MK Stalin gave out the appointment orders at a function arranged by the HR&CE Department, which manages the Hindu temples in the state.
Stalin in a tweet after the function said: “It was a thorn in the heart of Periyar…,” referring to the practice of disallowing people from non-Brahmin Hindu castes to become priests.
Written into law by the DMK government in 1970 when Stalin’s father and DMK icon M Karunanidhi was chief minister, the scheme to appoint priests from all castes took a long route towards realisation.
The DMK Government had suffered a setback just two years after bringing out the law—the Supreme Court had struck down the order. Karunanidhi, back in power after defeating Jayalalithaa at the hustings in 2006, brought back the scheme. After a nearly decade-long battle, the top court allowed temples to appoint priests from all castes, provided they are validated through training.
Moving not much since then till 2021, the scheme to bring non-Brahmin priests to conduct rituals inside the sanctum sanatoriums of some of the state’s celebrated Hindu temples has taken a definitive step forward under Stalin.
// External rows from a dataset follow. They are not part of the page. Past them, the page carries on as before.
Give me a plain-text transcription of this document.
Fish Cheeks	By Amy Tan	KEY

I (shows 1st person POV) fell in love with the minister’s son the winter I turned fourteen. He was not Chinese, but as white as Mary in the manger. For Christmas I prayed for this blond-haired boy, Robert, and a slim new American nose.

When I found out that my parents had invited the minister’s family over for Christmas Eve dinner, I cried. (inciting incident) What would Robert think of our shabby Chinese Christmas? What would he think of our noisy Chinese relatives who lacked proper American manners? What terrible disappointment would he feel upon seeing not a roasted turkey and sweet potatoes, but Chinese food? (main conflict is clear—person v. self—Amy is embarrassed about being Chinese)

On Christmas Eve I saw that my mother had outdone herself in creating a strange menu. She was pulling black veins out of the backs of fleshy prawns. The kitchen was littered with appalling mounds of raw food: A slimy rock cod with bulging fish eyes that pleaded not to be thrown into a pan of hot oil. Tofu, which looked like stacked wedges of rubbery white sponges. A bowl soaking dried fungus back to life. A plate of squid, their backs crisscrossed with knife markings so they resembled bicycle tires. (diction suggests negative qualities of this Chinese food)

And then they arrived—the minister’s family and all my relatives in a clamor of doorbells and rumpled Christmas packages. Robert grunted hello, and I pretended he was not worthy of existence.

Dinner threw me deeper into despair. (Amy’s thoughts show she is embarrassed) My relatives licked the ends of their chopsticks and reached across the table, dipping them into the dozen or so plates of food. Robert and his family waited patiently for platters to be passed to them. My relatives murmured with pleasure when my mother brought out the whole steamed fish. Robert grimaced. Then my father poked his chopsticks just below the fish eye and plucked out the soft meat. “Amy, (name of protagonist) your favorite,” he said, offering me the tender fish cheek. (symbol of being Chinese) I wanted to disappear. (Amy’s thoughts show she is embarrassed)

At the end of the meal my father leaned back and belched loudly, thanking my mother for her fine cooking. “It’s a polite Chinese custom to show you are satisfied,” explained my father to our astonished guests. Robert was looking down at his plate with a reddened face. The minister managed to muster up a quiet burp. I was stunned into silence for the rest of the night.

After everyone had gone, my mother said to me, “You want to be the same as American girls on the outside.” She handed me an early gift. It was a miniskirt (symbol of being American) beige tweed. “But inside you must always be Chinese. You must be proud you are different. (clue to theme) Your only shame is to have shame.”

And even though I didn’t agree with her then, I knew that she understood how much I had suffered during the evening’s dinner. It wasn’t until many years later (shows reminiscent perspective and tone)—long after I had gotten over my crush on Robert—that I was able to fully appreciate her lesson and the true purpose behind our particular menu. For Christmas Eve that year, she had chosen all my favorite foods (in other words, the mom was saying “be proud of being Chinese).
Over 207 priests had been trained in Government-run schools for the purpose of making candidates ready to become priests. There had been several complaints from social activists and lawyers about the state of these candidates—waiting for appointment orders for over a decade. The first Government-trained non-Brahmin priest to be appointed to a temple was T Marichamy in Madurai, early 2018.
With the state government kick-starting a new drive to the scheme today, more appointments are expected in the coming months.